The NYC card felt like a missed connection
The broadcast, anchored by Vic Joseph and Booker T, failed to capitalize on the energy of the Garden. Fans were treated to matches like Lola Vice versus Kendal Grey and the OTM clash, yet the pacing dragged. There were stretches where the action felt like it was moving through high-viscosity sludge, lacking the urgency required for a show taped in the absolute mecca of professional wrestling.
David Miller’s recent reporting on the show points to a heavy reliance on formulaic outcomes. Carver versus Troy and Parker versus Jordan didn't deviate from the standard template. It creates a dynamic where spectators can predict the finish before the second commercial break. If you are going to leverage the prestige of MSG, you cannot serve up predictable television.
Why the tag title picture feels brittle
Los Americanos are undoubtedly the best technical unit currently competing for the strap. As outlined by Ringside News, the tournament win gives them the necessary momentum, but the transition to main stage performers requires more than just decent mat work. They need a rival that forces them to go off-script.

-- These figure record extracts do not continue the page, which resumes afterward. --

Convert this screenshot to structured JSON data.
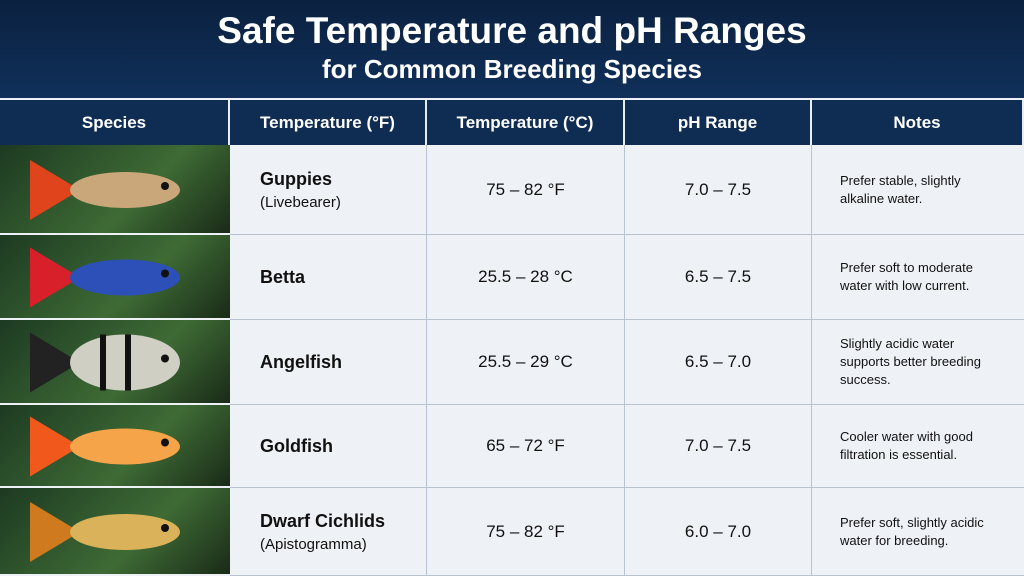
{
  "header": {
    "title": "Safe Temperature and pH Ranges",
    "subtitle": "for Common Breeding Species"
  },
  "table": {
    "columns": [
      "Species",
      "Temperature (°F)",
      "Temperature (°C)",
      "pH Range",
      "Notes"
    ],
    "rows": [
      {
        "name": "Guppies",
        "sub": "(Livebearer)",
        "temperature": "75 – 82 °F",
        "ph": "7.0 – 7.5",
        "notes": [
          "Prefer stable, slightly",
          "alkaline water."
        ]
      },
      {
        "name": "Betta",
        "temperature": "25.5 – 28 °C",
        "ph": "6.5 – 7.5",
        "notes": [
          "Prefer soft to moderate",
          "water with low current."
        ]
      },
      {
        "name": "Angelfish",
        "temperature": "25.5 – 29 °C",
        "ph": "6.5 – 7.0",
        "notes": [
          "Slightly acidic water",
          "supports better breeding",
          "success."
        ]
      },
      {
        "name": "Goldfish",
        "temperature": "65 – 72 °F",
        "ph": "7.0 – 7.5",
        "notes": [
          "Cooler water with good",
          "filtration is essential."
        ]
      },
      {
        "name": "Dwarf Cichlids",
        "sub": "(Apistogramma)",
        "temperature": "75 – 82 °F",
        "ph": "6.0 – 7.0",
        "notes": [
          "Prefer soft, slightly acidic",
          "water for breeding."
        ]
      }
    ]
  }
}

The current tag landscape is suffering from a lack of genuine heat. Matches like Dark State against OTM are fine filler, but they do nothing to establish a credible threat to the eventual winners. If the promotion wants to make these belts matter again, they have to abandon the safety-first approach and let the performers hit hard without the restrictive leash.
The verdict
Prediction time: Los Americanos will capture the gold within the next month, but the reign will be short-lived unless they receive an opponent capable of matching their intensity. My call is that they drop the belts to a surprise team at the first sign of a booking transition. They are a great mid-card act, but they are not the long-term solution to the tag team rotation void.